New mouse models can help scientists study a rare disease, called SECISBP2 syndrome, that causes abnormal thyroid hormone metabolism, delayed bone maturation, as well as other abnormal characteristics that vary by individual, according to new data presented at the 82nd Annual Meeting of the American Thyroid Association (ATA) in Québec City, Québec, Canada.
"SECISBP2 syndrome has confounded the scientific community. New approaches to study the biological underpinnings of SECISBP2 syndrome are thus critical to truly make progress against this disorder," said Douglas Forrest, PhD, of the National Institute of Diabetes and Digestive and Kidney Diseases, and Program Co-Chair of the ATA Annual Meeting.

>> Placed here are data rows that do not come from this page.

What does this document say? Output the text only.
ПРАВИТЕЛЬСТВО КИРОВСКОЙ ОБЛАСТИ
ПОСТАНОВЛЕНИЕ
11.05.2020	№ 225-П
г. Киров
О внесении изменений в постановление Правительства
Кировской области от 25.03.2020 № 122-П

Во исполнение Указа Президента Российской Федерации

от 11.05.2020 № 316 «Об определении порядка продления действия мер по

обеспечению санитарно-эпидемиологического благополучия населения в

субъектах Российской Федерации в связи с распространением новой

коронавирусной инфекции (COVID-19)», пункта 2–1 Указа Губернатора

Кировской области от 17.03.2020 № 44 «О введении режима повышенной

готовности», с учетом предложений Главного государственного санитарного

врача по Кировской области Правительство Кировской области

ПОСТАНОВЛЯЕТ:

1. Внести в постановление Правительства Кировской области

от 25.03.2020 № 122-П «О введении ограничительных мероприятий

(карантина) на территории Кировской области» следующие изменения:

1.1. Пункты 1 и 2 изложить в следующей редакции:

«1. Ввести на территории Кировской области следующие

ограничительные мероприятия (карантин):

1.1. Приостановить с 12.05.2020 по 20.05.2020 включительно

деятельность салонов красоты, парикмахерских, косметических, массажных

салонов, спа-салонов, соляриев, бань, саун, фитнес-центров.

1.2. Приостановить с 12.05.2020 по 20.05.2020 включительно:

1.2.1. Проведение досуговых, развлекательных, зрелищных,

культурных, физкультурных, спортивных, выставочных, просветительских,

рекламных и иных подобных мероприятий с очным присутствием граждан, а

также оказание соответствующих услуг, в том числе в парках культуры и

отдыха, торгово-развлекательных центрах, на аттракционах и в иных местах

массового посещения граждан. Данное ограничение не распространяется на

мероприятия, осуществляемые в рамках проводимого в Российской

SECISBP2 syndrome is caused by an atypical resistance to thyroid hormone In patients with this disease, aberrant thyroid hormone levels (high T4, low T3, elevated rT3, and high-to-normal TSH) indicate a defect in deiodinase-dependent thyroid hormone metabolism. Findings of reduced concentrations of plasma selenoproteins suggested a generalized defect of selenoprotein biosynthesis and led to the identification of mutations in the SECISBP2 gene. SECISBP2 is thought to play an essential role for selenoprotein biosynthesis. Mutations in the SECISBP2 gene lead to reduced expression of selenoproteins and cause a syndrome with relatively mild to more severe phenotypes.